Haberi en ince ayrıntılarına kadar araştıran bakanlık ve söz konusu haberin geçtiği ilin İl Milli Eğitim Müdürlüğü'nün yaptığı araştırmalarda, Gaziantep Öğretmenevi'nden Türkiye'nin gündemine taşınan "Göbek skandalının" ardında ilginç bir komplo teorisi ortaya çıktı. Bakanlıktan yapılan yazılı açıklamada, olayın arkasında, ulusal basında haberlerinin çıkmasını isteyen taşra muhabirlerinin basın etiğini yerle bir eden haber hırsı olduğu sonucuna varıldığı belirtildi. Açıklamada, iddialar doğrultusunda olayın şu şekilde geliştiği ifade edildi:
"Emekli öğretmen kızı Hülya Keskin gazeteleri arayarak, açık elbise giydiği için öğretmenevine alınmadığını söyledi. Olay yerine saatler sonra gelen Doğan Haber Ajansı muhabiri, Hülya Keskin'in üzerindeki elbiseyle fotoğraflarını çekti. O sırada Hülya Keskin'in üzerinde yeşil ve göbeğini açıkta bırakan bir elbise vardı. Hülya Keskin, Doğan Haber Ajansı muhabiriyle konuşarak olayı nasıl haber haline getireceklerine karar verdiler. Ve göbeğinin açık olduğu için içeri alınmadığı teorisi üzerinde karar kıldılar. Oysa Gaziantep Öğretmenevi'nin tutanaklarına göre Hülya Keskin'in öğretmenevine alınmadığı sırada üzerinde yeşil göbeği açık elbise değil, başka bir elbise vardı. Olayın Türkiye'de yankı bulması üzerine ertesi gün Doğan Haber Ajansı Muhabiri ve Hülya Keskin yeniden sözleşip öğretmenevine gittiler. Hülya Keskin yanındaki gazetecilerle öğretmenevine girmek istedi. Ancak bu kez, öğretmenevi kimliğindeki sorunlar nedeniyle güvenlik görevlisi tarafından içeri alınmadı. O sırada içeriden çarşaflı bir kadın çıktı. Ve kameralar tarafından görüntülendi. İddiaya göre olayın Türkiye'de yankılanması üzerine yerel muhabirler bir asparagas düzeneği hazırladılar. Bir arkadaşlarını içinde çarşaf bulunan bir çantayla öğretmenevinin içine gönderdiler. Arkadaşları içeride çarşafı giyip dışarı çıktı. Ve kameralar tarafından görüntülendi. Çarşaflının çıktığı sırada kameraların kayıtta bulunması ve daha kapıdan görünür görünmez, sanki kapıdan birinin çıkacağını bekliyorlarmış gibi o yöne dönmesi iddiaları güçlendiriyor. Bu olayı isminin açıklanmasını istemeyen Gaziantepli bazı yerel gazeteciler de doğruladılar. Daha önce de Erzurumlu yerel gazeteciler kendi arkadaşlarına çarşaf giydirip kayak yaptırmış ve medyada büyük yer almışlardı. Fakat olayın daha sonra asparagas olduğu ortaya çıkmıştı."

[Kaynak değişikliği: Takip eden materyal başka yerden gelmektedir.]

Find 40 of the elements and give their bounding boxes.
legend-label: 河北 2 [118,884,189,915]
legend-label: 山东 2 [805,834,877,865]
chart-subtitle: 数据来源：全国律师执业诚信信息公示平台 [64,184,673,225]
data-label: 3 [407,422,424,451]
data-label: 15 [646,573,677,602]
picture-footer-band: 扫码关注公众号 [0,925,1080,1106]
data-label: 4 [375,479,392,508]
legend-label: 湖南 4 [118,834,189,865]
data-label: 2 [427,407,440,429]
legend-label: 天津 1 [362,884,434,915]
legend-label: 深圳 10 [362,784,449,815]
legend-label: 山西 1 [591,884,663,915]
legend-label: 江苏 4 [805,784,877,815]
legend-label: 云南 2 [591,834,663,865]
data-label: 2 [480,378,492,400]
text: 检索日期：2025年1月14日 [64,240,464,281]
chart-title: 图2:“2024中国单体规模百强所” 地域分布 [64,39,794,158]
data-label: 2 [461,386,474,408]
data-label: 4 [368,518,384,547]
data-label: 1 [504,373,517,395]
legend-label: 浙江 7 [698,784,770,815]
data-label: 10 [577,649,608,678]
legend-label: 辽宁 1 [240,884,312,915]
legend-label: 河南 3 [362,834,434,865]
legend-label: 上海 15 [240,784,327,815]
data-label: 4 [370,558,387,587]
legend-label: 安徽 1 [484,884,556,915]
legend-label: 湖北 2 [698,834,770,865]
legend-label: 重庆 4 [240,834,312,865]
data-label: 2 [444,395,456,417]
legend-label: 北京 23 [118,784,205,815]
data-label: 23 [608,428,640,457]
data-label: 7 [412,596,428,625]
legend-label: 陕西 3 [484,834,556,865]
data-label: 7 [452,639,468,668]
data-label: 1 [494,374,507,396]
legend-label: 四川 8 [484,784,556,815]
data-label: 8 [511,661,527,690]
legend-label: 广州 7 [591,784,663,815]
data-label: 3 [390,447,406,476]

Bu arada Hülya Keskin'in öğretmenevleriyle başı daha önce de derde girmiş. Eskişehir Öğretmenevi Hülya Keskin'in kendilerine borcunu ödemeden kaçtığı için tutanak tutmuş. Tutanak aynen şöyle:
"09/08- 11/08/2003 tarihlerinde Eskişehir Öğretmenevi Müdürlüğü'nde konuklayan Hülya Keskin, Müdürlüğümüze borcunu ödemeden gitmiştir. Öğretmenevi kimlik kartını göstererek konaklayan Hülya Keskin, 35 milyon 250 bin TL telefon, 20 milyon TL konaklama, 1 milyon TL çamaşırhane masrafı yapmıştır. İdarecilerimize çantası ve cüzdanını çaldırdığını ve kredi kartları ve parasının cüzdanında olduğunu söylemiştir. Ağabeyinden havale geleceğini ve ödemeyi bu şekilde yapacağını söylemiştir. Emekli öğretmen kızı olması göz önünde bulundurularak gerekli kolaylık tarafımızdan gösterilmiştir. Fakat 11/08/2003 günü sabah erken saatte ön büroya bilgi vermeden otel odası anahtarını da odada bırakarak otelimizden ayrılmıştır. Daha sonra yaptığımız araştırmada aradığı telefon numaraları tespit edilmiştir. Ulaştığımız bazı isimler, bu şahıs tarafından mağdur edildiklerini bize bildirmişlerdir. İş bu tutanak tarafımızdan tutulup, imza altına alınmıştır. Sibel Şahin: Muhasebe görevlisi. Fisun Başiplikçi: Ön Büro Müdür Yardımcısı."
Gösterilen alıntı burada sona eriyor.